How to Improve your Flashcard Knowledge Base

Even the best flashcard developers among us create bad cards on a regular basis (e.g. too long, ambiguous, useless information).

Given the reality that we all are highly imperfect at developing our flashcards, what should we do to improve these crummy cards as they age so you can spend less time reviewing and remember the concepts better?

I call this process flashcard “refactoring” (a term borrowed from software development).

Why refactor flashcards?

Reviewing old flashcards requires time and effort. Here are a few reasons why it’s worth the price:

  • It improves your understanding of the material. The process of breaking learning material down into the smallest “chunks” possible that fit onto flashcards is an extremely valuable exercise. Reviewing troublesome cards clarifies what you don’t understand and forces you to restructure your knowledge in a way that makes sense.
  • Your worst flashcards take up a disproportionate amount of time and effort, while yielding the worst results in terms of retention and usefulness. Following the 80-20 rule, 20% of your cards leads to 80% of the effort in review. So it’s a high value activity to hunt down this subset of your cards.
  • It provides knowledge construction training. Creating good flashcards is a nontrivial skill built over time. You can read Poitr Wozniak 20 rules for formulating knowledge, but actually observing your own performance on your cards and troubleshooting improvements takes your skills to the next level.

The process I use has two broad steps: selection and revision.

Selecting Problem Cards

I use two main methods to find cards needing review.

The first and most important method is finding cards I keep failing (“lapse” is the term in Anki). In the Anki browser, I can use the command prop:lapses>n to find the cards that have lapsed over n times. For me, cards are never lapse more than 8 times because Anki then marks it as a leech and automatically suspends it. Cards that have lapsed 5 or more times are great candidates for refactoring.

The other method is “marking” cards during review when I notice a card is poorly formed. I also try to make notes on marked cards describing what’s causing the problems (coming back to the cards at a later time, you can easily forget the specific issue that tripped you up).

Reviewing and Revising Problem Cards

The first step examining a difficult card is to ask whether I need this knowledge at all. If not, that’s the end of the process – I just delete the card and I’m done with it. I may also revisit the source material or do some Googling on the topic, which will sometimes reveal that the card is pointless or inaccurate.
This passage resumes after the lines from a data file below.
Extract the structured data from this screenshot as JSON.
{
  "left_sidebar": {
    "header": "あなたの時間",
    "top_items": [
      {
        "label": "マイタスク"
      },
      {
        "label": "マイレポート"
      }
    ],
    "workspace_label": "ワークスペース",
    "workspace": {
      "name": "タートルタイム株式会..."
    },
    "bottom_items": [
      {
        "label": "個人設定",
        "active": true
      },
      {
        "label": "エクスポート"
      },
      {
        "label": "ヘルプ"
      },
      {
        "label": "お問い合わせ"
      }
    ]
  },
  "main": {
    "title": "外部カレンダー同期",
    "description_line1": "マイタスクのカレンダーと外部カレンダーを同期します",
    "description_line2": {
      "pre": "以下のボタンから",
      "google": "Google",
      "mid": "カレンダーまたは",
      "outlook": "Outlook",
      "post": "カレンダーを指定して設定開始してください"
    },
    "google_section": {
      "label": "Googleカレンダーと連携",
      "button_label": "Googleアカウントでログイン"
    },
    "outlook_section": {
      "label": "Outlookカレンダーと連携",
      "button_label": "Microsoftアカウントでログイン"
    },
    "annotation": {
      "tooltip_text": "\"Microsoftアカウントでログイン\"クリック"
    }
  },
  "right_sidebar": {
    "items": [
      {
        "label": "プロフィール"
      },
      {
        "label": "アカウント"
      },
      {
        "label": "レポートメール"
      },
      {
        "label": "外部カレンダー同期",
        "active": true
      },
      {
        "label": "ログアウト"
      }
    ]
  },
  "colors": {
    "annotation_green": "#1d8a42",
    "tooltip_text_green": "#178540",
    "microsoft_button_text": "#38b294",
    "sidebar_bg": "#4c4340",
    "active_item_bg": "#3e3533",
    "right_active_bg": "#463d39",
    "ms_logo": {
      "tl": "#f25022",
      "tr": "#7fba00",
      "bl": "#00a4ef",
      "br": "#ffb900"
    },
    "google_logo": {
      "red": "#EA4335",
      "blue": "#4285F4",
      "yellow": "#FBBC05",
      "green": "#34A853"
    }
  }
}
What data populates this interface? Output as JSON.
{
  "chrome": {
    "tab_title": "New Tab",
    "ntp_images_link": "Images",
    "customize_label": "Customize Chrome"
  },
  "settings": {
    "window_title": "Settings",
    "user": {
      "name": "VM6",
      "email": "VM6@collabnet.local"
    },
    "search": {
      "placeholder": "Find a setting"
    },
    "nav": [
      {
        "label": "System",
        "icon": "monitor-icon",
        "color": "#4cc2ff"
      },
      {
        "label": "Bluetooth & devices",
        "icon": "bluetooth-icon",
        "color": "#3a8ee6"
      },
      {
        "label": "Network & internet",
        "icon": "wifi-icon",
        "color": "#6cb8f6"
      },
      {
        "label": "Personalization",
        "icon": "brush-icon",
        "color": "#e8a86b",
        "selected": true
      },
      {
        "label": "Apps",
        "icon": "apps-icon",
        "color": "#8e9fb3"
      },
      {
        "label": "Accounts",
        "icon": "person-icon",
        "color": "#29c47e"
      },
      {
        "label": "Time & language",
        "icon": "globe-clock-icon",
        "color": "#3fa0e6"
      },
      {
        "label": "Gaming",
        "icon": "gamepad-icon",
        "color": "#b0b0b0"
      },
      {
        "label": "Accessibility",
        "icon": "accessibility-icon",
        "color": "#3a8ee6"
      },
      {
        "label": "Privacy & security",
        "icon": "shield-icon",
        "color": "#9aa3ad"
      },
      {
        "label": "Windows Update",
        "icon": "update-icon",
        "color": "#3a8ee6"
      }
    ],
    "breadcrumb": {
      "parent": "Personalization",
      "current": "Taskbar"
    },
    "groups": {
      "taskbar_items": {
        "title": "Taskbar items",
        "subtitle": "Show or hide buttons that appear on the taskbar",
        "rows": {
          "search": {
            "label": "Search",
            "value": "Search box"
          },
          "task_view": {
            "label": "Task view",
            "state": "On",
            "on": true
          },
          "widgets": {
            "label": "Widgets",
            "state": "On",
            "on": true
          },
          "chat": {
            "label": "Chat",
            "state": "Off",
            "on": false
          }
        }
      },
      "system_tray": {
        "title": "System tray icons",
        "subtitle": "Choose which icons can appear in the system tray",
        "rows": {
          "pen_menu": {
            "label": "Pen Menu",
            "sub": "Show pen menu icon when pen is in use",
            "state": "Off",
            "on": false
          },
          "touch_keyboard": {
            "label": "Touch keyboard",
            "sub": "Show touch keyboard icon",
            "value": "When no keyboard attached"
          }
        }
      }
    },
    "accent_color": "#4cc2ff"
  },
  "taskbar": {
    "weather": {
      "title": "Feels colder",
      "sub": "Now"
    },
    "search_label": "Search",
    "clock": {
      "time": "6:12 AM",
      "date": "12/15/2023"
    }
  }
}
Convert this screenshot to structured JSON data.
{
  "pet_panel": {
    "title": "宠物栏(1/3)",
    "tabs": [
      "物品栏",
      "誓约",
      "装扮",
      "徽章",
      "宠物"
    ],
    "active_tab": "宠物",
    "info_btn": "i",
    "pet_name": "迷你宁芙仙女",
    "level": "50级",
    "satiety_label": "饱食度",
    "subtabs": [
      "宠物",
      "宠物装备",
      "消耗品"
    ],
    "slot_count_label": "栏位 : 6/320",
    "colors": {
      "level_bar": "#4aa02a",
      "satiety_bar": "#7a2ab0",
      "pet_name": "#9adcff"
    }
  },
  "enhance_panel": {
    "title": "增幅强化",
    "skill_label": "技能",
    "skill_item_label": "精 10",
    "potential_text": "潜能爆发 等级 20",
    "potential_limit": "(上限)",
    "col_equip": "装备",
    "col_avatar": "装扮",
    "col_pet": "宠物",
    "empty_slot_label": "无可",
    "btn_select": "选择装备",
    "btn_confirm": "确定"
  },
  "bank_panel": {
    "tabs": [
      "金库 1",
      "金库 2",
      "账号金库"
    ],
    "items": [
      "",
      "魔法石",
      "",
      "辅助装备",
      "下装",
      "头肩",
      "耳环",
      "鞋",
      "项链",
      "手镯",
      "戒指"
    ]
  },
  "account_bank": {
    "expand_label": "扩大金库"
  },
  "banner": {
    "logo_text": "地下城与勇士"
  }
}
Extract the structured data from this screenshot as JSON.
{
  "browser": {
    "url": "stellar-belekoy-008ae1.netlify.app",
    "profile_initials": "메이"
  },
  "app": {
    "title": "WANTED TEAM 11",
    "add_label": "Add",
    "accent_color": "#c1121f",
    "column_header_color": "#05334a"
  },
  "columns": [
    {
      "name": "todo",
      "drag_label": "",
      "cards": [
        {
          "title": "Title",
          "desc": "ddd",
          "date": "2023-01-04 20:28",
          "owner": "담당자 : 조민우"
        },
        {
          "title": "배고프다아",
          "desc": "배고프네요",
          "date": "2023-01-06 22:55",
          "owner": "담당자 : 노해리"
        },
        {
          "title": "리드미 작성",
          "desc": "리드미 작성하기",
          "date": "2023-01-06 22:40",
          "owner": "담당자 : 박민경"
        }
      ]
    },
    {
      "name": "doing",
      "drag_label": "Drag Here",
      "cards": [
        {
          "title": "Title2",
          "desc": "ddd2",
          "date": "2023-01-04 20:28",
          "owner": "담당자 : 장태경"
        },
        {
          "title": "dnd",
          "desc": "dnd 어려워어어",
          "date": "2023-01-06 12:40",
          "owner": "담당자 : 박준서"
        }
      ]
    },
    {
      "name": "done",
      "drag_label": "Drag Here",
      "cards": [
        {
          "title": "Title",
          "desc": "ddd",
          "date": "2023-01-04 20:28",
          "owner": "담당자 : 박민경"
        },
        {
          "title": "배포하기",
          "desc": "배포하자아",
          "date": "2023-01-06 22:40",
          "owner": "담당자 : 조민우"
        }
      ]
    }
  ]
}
If I decide that it’s important and relevant knowledge I want to keep, then I’ll examine the card for issues, using the principles from Poitr Wozniak Twenty Rules of Formulating Knowledge.

Example

Consider this data engineering card from my deck which was recently giving me problems:

  • Side 1: Tail latency amplification
  • Side 2: Even if small % backend calls slow, chance of getting a slow call increases if user request requires multiple backend calls, and so a higher proportion of end-user requests end up being slow.

First off, is this card relevant and worthwhile? For me, the answer is definitely yes: it’s both relevant to my job as a data scientist and my software engineering side projects.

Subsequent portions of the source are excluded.